This sprawling park lies to the east of Nara’s city center. The vast grounds cover an area of 660 hectares that includes Todaiji Temple, Kofukuji Temple, Kasuga Taisha Shrine, the Nara National Museum, the Shosoin Repository, and many more of Nara’s top tourist attractions. The park is well known for its population of wild deer. About 1,000 live inside the park, and have been collectively designated a natural treasure by the Japanese government. Deer have a special significance to Nara; they are mentioned in the Man’yoshu, the oldest existing collection of Japanese poetry compiled during the Nara period, and the Shinto deity enshrined at Kasuga Taisha is said to have arrived in Nara on the back of a white deer.
Tourists who would like to feed the deer can purchase rice crackers from stalls inside the park. To prevent damage to the park’s trees and buildings as well as injuries to visitors, the deer’s antlers are trimmed in a traditional ceremony carried out every October at Rokuen, a facility for the protection of the deer located on the grounds of Kasuga Taisha Shrine. Another popular event is the Shikayose ceremony, in which deer are summoned at the Tobihino field by the blowing of a French horn.

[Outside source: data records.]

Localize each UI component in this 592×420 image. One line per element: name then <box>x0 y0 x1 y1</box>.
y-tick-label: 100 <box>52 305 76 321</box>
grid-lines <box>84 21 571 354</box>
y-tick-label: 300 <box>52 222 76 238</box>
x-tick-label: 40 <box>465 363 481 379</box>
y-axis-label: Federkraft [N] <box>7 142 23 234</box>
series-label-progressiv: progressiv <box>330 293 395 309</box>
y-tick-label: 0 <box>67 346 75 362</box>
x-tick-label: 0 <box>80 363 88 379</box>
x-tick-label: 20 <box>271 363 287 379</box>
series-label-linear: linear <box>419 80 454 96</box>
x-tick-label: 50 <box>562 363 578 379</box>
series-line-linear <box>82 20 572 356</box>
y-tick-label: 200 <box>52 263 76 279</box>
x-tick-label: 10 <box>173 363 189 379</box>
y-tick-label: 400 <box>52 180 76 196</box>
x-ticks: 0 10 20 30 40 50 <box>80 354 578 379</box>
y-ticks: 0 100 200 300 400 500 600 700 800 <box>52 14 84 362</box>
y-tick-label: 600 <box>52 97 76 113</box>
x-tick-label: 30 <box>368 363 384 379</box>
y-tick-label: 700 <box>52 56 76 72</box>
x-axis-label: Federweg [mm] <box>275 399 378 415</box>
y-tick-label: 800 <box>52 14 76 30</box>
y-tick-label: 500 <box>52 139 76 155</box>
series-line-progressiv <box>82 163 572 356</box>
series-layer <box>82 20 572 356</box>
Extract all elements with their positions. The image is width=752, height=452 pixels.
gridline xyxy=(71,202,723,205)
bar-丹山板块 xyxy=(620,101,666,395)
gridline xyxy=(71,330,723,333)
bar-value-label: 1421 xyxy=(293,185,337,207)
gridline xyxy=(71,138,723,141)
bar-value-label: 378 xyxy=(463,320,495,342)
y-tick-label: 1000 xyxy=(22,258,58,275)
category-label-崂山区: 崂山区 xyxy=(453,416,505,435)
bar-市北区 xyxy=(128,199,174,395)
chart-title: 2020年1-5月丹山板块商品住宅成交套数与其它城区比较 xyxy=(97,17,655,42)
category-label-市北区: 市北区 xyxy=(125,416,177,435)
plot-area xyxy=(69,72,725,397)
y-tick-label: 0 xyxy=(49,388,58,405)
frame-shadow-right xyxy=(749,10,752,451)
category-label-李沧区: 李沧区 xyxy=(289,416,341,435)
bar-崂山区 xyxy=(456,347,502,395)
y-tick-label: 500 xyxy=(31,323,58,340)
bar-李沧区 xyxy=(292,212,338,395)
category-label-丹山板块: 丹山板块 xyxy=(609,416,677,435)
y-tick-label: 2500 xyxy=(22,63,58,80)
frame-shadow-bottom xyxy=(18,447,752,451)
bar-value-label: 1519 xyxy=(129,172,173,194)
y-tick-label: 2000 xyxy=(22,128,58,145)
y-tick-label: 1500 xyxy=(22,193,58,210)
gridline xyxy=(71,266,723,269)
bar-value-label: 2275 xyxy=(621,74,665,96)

Set against the backdrop of Mount Wakakusa and the mystical virgin forest of Mount Kasuga, Nara Park is a place like no other where the wonders of nature and history stand side by side. In addition to the temples and shrines, other points of interest are the “parks within the park.” These include Araike Park, which has a large grassy space and a pond; Chayama Park, planted abundantly with Nara double-flowered cherry trees, the floral emblem of Nara Prefecture; and Sarusawaike Park, where the five-storied pagoda of Kofukuji Temple and willow trees create graceful reflections in a pond. Why not take a leisurely stroll to explore them all?